I imagine that the simpler mode 7 chant is just an older, less elaborate version of the other. (I don't have my graduale with me, so I can't check if there are any dates printed.) The mode 4 is probably a version from a mediaeval source that Pothier & Co. liked when they put the new books together---IIRC, the old Medici/Ratisbon Gradual only had the one mode 7 setting. This aren't facts, they're just educated guesses.
And like all the ad libitum chants, they are there to be used when you feel like it, there are no hard and fast rules about which chants to use when.
I know I've seen the simple mode VII used in the Pontificale Romanum. I believe it's used a time or two in the blessing of certain objects, but I'm not too sure about that.
Triplex gives XIII s. for the usual mode 7 tone (ed Vat I); X s. for the simpler (ed Vat II); and XII s. for the mode 4 tune (ed Vat III). The last is the only one with neumes, from Mont-Blandin.
John Schauble and the Holy Family Choir of Dayton, OH regularly use the simple tones for Advent and Lent, respectively. Can't remember which for which, though.
As a corollary, is there ever anything against adding psalm verses? Couldn't one add psalm verses to the Asperges as to the Introit or the Communion? Or is there something against that?
Adding psalm verses to the Asperges (or Vidi aquam): yes, this is possible. Although the Graduale Romanum doesn't mention anything about the number of psalm verses, the Graduale Simplex does:
Et repetitur antiphona, pro opportunitate, post unumquemque versiculum psalmi 50, p. 86
So, the antiphon can be repeated after each of the verses of Psalm 51(50). For the Easter Season this is Psalm 118(117).
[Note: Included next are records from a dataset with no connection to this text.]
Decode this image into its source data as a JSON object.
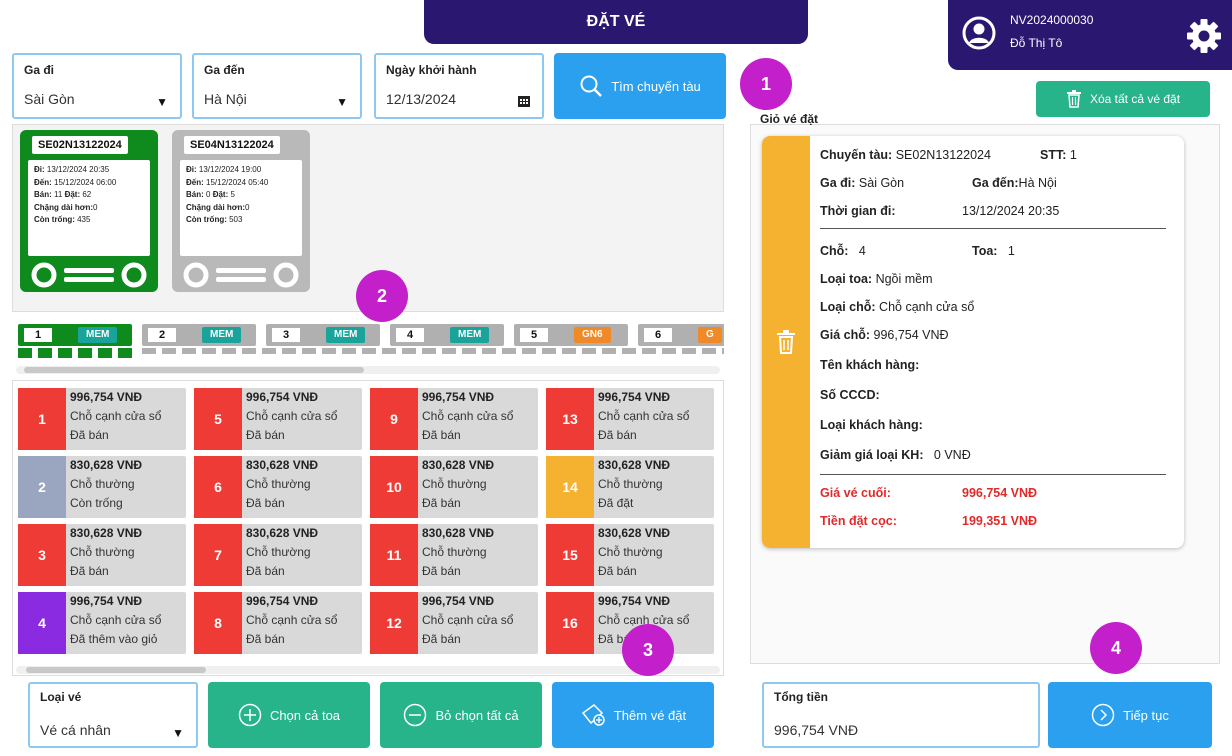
{
  "header": {
    "title": "ĐẶT VÉ"
  },
  "user": {
    "id": "NV2024000030",
    "name": "Đỗ Thị Tô"
  },
  "search": {
    "from": {
      "label": "Ga đi",
      "value": "Sài Gòn"
    },
    "to": {
      "label": "Ga đến",
      "value": "Hà Nội"
    },
    "date": {
      "label": "Ngày khởi hành",
      "value": "12/13/2024"
    },
    "button": "Tìm chuyến tàu"
  },
  "trains": [
    {
      "id": "SE02N13122024",
      "depart": "13/12/2024 20:35",
      "arrive": "15/12/2024 06:00",
      "sold": "11",
      "booked": "62",
      "longer": "0",
      "empty": "435",
      "color": "#0f8a1c"
    },
    {
      "id": "SE04N13122024",
      "depart": "13/12/2024 19:00",
      "arrive": "15/12/2024 05:40",
      "sold": "0",
      "booked": "5",
      "longer": "0",
      "empty": "503",
      "color": "#b9b9b9"
    }
  ],
  "train_labels": {
    "depart": "Đi:",
    "arrive": "Đến:",
    "sold": "Bán:",
    "booked": "Đặt:",
    "longer": "Chặng dài hơn:",
    "empty": "Còn trống:"
  },
  "carriages": [
    {
      "num": "1",
      "type": "MEM",
      "type_color": "#1aa39a",
      "color": "#0f8a1c"
    },
    {
      "num": "2",
      "type": "MEM",
      "type_color": "#1aa39a",
      "color": "#b0b0b0"
    },
    {
      "num": "3",
      "type": "MEM",
      "type_color": "#1aa39a",
      "color": "#b0b0b0"
    },
    {
      "num": "4",
      "type": "MEM",
      "type_color": "#1aa39a",
      "color": "#b0b0b0"
    },
    {
      "num": "5",
      "type": "GN6",
      "type_color": "#f08a28",
      "color": "#b0b0b0"
    },
    {
      "num": "6",
      "type": "G",
      "type_color": "#f08a28",
      "color": "#b0b0b0"
    }
  ],
  "seats": [
    {
      "num": "1",
      "price": "996,754 VNĐ",
      "type": "Chỗ cạnh cửa sổ",
      "status": "Đã bán",
      "color": "#ef3b36"
    },
    {
      "num": "5",
      "price": "996,754 VNĐ",
      "type": "Chỗ cạnh cửa sổ",
      "status": "Đã bán",
      "color": "#ef3b36"
    },
    {
      "num": "9",
      "price": "996,754 VNĐ",
      "type": "Chỗ cạnh cửa sổ",
      "status": "Đã bán",
      "color": "#ef3b36"
    },
    {
      "num": "13",
      "price": "996,754 VNĐ",
      "type": "Chỗ cạnh cửa sổ",
      "status": "Đã bán",
      "color": "#ef3b36"
    },
    {
      "num": "2",
      "price": "830,628 VNĐ",
      "type": "Chỗ thường",
      "status": "Còn trống",
      "color": "#9aa6bf"
    },
    {
      "num": "6",
      "price": "830,628 VNĐ",
      "type": "Chỗ thường",
      "status": "Đã bán",
      "color": "#ef3b36"
    },
    {
      "num": "10",
      "price": "830,628 VNĐ",
      "type": "Chỗ thường",
      "status": "Đã bán",
      "color": "#ef3b36"
    },
    {
      "num": "14",
      "price": "830,628 VNĐ",
      "type": "Chỗ thường",
      "status": "Đã đặt",
      "color": "#f5b230"
    },
    {
      "num": "3",
      "price": "830,628 VNĐ",
      "type": "Chỗ thường",
      "status": "Đã bán",
      "color": "#ef3b36"
    },
    {
      "num": "7",
      "price": "830,628 VNĐ",
      "type": "Chỗ thường",
      "status": "Đã bán",
      "color": "#ef3b36"
    },
    {
      "num": "11",
      "price": "830,628 VNĐ",
      "type": "Chỗ thường",
      "status": "Đã bán",
      "color": "#ef3b36"
    },
    {
      "num": "15",
      "price": "830,628 VNĐ",
      "type": "Chỗ thường",
      "status": "Đã bán",
      "color": "#ef3b36"
    },
    {
      "num": "4",
      "price": "996,754 VNĐ",
      "type": "Chỗ cạnh cửa sổ",
      "status": "Đã thêm vào giỏ",
      "color": "#8a2be2"
    },
    {
      "num": "8",
      "price": "996,754 VNĐ",
      "type": "Chỗ cạnh cửa sổ",
      "status": "Đã bán",
      "color": "#ef3b36"
    },
    {
      "num": "12",
      "price": "996,754 VNĐ",
      "type": "Chỗ cạnh cửa sổ",
      "status": "Đã bán",
      "color": "#ef3b36"
    },
    {
      "num": "16",
      "price": "996,754 VNĐ",
      "type": "Chỗ cạnh cửa sổ",
      "status": "Đã bán",
      "color": "#ef3b36"
    }
  ],
  "badges": [
    "1",
    "2",
    "3",
    "4"
  ],
  "cart": {
    "title": "Giỏ vé đặt",
    "clear_button": "Xóa tất cả vé đặt",
    "item": {
      "train_label": "Chuyến tàu:",
      "train": "SE02N13122024",
      "stt_label": "STT:",
      "stt": "1",
      "from_label": "Ga đi:",
      "from": "Sài Gòn",
      "to_label": "Ga đến:",
      "to": "Hà Nội",
      "time_label": "Thời gian đi:",
      "time": "13/12/2024 20:35",
      "seat_label": "Chỗ:",
      "seat": "4",
      "car_label": "Toa:",
      "car": "1",
      "car_type_label": "Loại toa:",
      "car_type": "Ngồi mềm",
      "seat_type_label": "Loại chỗ:",
      "seat_type": "Chỗ cạnh cửa sổ",
      "price_label": "Giá chỗ:",
      "price": "996,754 VNĐ",
      "customer_label": "Tên khách hàng:",
      "cccd_label": "Số CCCD:",
      "customer_type_label": "Loại khách hàng:",
      "discount_label": "Giảm giá loại KH:",
      "discount": "0 VNĐ",
      "final_label": "Giá vé cuối:",
      "final": "996,754 VNĐ",
      "deposit_label": "Tiền đặt cọc:",
      "deposit": "199,351 VNĐ"
    }
  },
  "bottom": {
    "ticket_type_label": "Loại vé",
    "ticket_type": "Vé cá nhân",
    "select_car": "Chọn cả toa",
    "deselect_all": "Bỏ chọn tất cả",
    "add_ticket": "Thêm vé đặt",
    "total_label": "Tổng tiền",
    "total": "996,754 VNĐ",
    "continue": "Tiếp tục"
  },
  "colors": {
    "navy": "#2a1870",
    "blue": "#2aa0ef",
    "teal": "#27b48a",
    "badge": "#c320cc"
  }
}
As far as extending the Asperges, one could also pick and choose which parts to have polyphonic, perhaps? If it is that you know you always need it lengthened, you could do just the repeated antiphon as polyphony. If you are simply getting to the Gloria Patri and realizing you are going to need extra time, you could add a polyphonic GP, and maybe also the antiphon, as well... Choosing a setting based on/interspersed with chant could certainly help with the necessary picking/choosing.
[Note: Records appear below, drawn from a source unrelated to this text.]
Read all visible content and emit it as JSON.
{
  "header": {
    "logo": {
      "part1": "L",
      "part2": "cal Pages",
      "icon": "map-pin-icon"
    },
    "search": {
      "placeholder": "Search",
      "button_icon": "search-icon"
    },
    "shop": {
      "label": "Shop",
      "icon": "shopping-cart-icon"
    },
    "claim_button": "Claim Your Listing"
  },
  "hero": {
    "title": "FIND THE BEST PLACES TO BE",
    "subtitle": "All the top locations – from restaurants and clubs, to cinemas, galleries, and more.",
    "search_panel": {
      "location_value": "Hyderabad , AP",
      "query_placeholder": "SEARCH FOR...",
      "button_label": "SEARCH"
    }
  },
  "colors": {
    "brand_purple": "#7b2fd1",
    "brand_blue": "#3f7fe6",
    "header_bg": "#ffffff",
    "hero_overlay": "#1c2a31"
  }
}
What a wonderful idea! I don't know if I'll ever get to use it, but I had no idea that it existed, so that added knowledge has enriched my love of the liturgy and the treasury of Sacred Music.
I don't know of any parishes that use anything other than the usual mode 7.
However, Clear Creek always uses the simpler mode 7 instead of the usual; and they use the mode 4 one during Lent and Advent. I was just at the SSPX Benedictine monastery for the past 4 weeks, and they also only used the simpler mode 7 one for all 4 Sundays I was there.
In all my 31 years of being a Catholic, I have only heard the simple tone of the Asperges maybe once, and this was done when I would serve mass at a convent near where I lived. Directors never usually did anything outside of the mode 7 and the Vidi Aquam for parishes. It begs the question that has anyone performed or has a recording of the polyphonic Asperges by T.L. de Victoria?
We tried using Mode 4 for Lent, but then Covid happened. I get tired of the usual Asperges personally, and I wish there was an approved-by-the-Church Asperges in each mode.
We have started doing the mode 4 version in Lent, keeping the commonly used mode 7 version for the rest of the time. I would like the choir to look at the Isaac setting of the Asperges. I think a visiting choir has sung a setting of the Vidi Aquam, which may be another thing to look at.
Will have to remember not to have the choir sing an Isaac setting of the Introit on the same day!